Eventually, she found a new place to live—a small shack with no door. It’s not as nice or as safe as her old home, but it’s not the place where she watched her father slip away. For now, that is enough.
Four months after her parents died, Lucee is still braving a battle for survival—one that’s punctured with unfathomable sadness. She misses her parents all the time. “When they were alive they did a lot of things for me,” she says. “They bought things, they took care of me.”
In their absence, Lucee is virtually a single mother of two. Without any trade to support to her brothers, she first turned to casual sex with “boys” in the neighborhood for money. But after a terrifying miscarriage, she abandoned the practice for good.
Lucee’s new source of income, firewood, is safer but unreliable. Each morning, she sends her brothers into the nearby brush of the Western Region to collect as much as they can carry. The wood they find they sell to the community, the majority of whom use it to cook. Some days the wood goes quickly, some days not at all.
The new responsibilities that come with raising her two young brothers weigh heavily on Lucee. Thanks to education from community leaders, those who had alienated her have begun to reconnect. Slowly, some things in her village are returning to normal. But at the end of the day, she is still with two brothers to care for and no parents to help.
Street Child UK, which highlighted Lucee’s story in a recent report on children orphaned by Ebola, offers as much assistance as it can. Established in 2008, the charity promotes educational opportunities for kids in West Africa.
But with an estimated 12,000 children in Sierra Leone orphaned by Ebola, there is only so much to go around.
For Lucee, who received some education before the epidemic occurred, school is the answer. She hopes soon that Samuel, who was also in school before the outbreak, will return, and that Isaac will soon follow. The two boys, owing to their young age, seem yet to have grasped the gravity of the situation ahead. Lucee wants it that way.
On the phone discussing her battle, Lucee sounds defiant. She’s determined to keep moving forward. She wants to go back to school, find a better home, and land a steadier source of income. While donations from Street Child and other NGOs can help her make ends meet, it’s a better future that she wants in the end. Getting closer to that will require helping to build up her community—and relying on it to do the same.

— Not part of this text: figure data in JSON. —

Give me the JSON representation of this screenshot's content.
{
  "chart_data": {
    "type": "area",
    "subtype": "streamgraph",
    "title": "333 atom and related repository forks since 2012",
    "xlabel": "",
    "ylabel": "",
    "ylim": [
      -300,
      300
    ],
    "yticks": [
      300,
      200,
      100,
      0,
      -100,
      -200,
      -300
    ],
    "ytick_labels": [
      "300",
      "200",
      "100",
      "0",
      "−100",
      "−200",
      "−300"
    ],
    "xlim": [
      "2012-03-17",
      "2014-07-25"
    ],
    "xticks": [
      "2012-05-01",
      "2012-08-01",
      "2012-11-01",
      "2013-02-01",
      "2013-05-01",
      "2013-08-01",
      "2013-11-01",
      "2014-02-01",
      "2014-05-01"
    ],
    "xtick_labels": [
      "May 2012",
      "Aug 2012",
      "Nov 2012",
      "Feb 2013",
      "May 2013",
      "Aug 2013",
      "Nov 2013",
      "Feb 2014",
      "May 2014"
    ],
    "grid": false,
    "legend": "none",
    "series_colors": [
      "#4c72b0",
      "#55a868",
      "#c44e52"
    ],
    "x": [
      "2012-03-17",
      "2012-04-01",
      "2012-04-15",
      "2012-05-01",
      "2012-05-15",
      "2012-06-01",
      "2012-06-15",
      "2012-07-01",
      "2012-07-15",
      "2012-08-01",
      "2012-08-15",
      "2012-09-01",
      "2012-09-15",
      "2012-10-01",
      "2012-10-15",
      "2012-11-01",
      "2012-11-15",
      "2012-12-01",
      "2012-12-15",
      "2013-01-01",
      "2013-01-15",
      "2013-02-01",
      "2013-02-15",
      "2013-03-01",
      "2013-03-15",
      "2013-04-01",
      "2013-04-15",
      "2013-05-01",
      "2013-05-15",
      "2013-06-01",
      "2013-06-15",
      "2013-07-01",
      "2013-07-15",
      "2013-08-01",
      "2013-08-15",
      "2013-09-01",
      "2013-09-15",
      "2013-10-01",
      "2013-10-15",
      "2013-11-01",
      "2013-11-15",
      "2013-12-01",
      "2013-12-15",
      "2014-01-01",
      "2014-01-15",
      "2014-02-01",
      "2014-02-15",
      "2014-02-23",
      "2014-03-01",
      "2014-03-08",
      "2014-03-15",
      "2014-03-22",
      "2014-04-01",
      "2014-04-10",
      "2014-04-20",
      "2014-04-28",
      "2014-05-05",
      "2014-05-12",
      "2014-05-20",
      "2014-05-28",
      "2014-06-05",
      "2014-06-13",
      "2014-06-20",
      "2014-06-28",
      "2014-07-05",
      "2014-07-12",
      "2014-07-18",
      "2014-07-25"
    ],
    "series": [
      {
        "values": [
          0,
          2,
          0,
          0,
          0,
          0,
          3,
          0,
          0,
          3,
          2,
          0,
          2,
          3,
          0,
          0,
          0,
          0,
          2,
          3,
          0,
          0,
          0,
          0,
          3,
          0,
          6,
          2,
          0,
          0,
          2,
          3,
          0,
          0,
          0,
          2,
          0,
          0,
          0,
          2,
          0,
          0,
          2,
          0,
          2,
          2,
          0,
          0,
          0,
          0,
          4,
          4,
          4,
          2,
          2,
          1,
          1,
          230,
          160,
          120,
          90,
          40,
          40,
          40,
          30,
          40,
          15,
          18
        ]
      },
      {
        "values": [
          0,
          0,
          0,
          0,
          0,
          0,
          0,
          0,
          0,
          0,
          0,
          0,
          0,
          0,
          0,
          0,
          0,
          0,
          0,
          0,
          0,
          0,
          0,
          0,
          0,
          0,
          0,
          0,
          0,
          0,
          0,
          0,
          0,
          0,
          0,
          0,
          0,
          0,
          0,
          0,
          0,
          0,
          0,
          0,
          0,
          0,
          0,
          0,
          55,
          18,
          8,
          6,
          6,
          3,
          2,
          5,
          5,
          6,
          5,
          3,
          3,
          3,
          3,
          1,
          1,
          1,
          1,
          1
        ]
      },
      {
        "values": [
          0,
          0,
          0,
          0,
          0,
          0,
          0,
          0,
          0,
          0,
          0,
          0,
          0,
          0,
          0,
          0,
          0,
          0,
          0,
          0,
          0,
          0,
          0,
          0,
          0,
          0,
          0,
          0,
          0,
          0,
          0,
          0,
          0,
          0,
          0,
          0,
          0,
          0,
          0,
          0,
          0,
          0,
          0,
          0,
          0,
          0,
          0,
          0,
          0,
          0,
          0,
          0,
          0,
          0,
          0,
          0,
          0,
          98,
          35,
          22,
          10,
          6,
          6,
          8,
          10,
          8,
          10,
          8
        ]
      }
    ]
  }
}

It’s these “home-grown solutions” that James Kassage Arinaitwe, a former orphan from Uganda, believes will be the answer to this crisis. While stories of individual children who’ve lost parents to Ebola in West Africa are valuable, he says they can be dangerous, too. “For every Sweetie, there are countless children left wondering why they weren’t plucked away,” he says of a New York Times profile of a 4-year-old Ebola orphan.
The danger with singling out individuals, he says, is that it can leave the others wondering: Why not me? Saving one child at a time does nothing to better the place from which they’re being saved. With this mind, he hopes the communities themselves can unite together—much like they did to slow the epidemic—and lift these children up.
“Only then can we ensure that the child survivors of Ebola are born in an Africa where they are not seen as victims or beggars,” he says, “but as captains of their own fate.”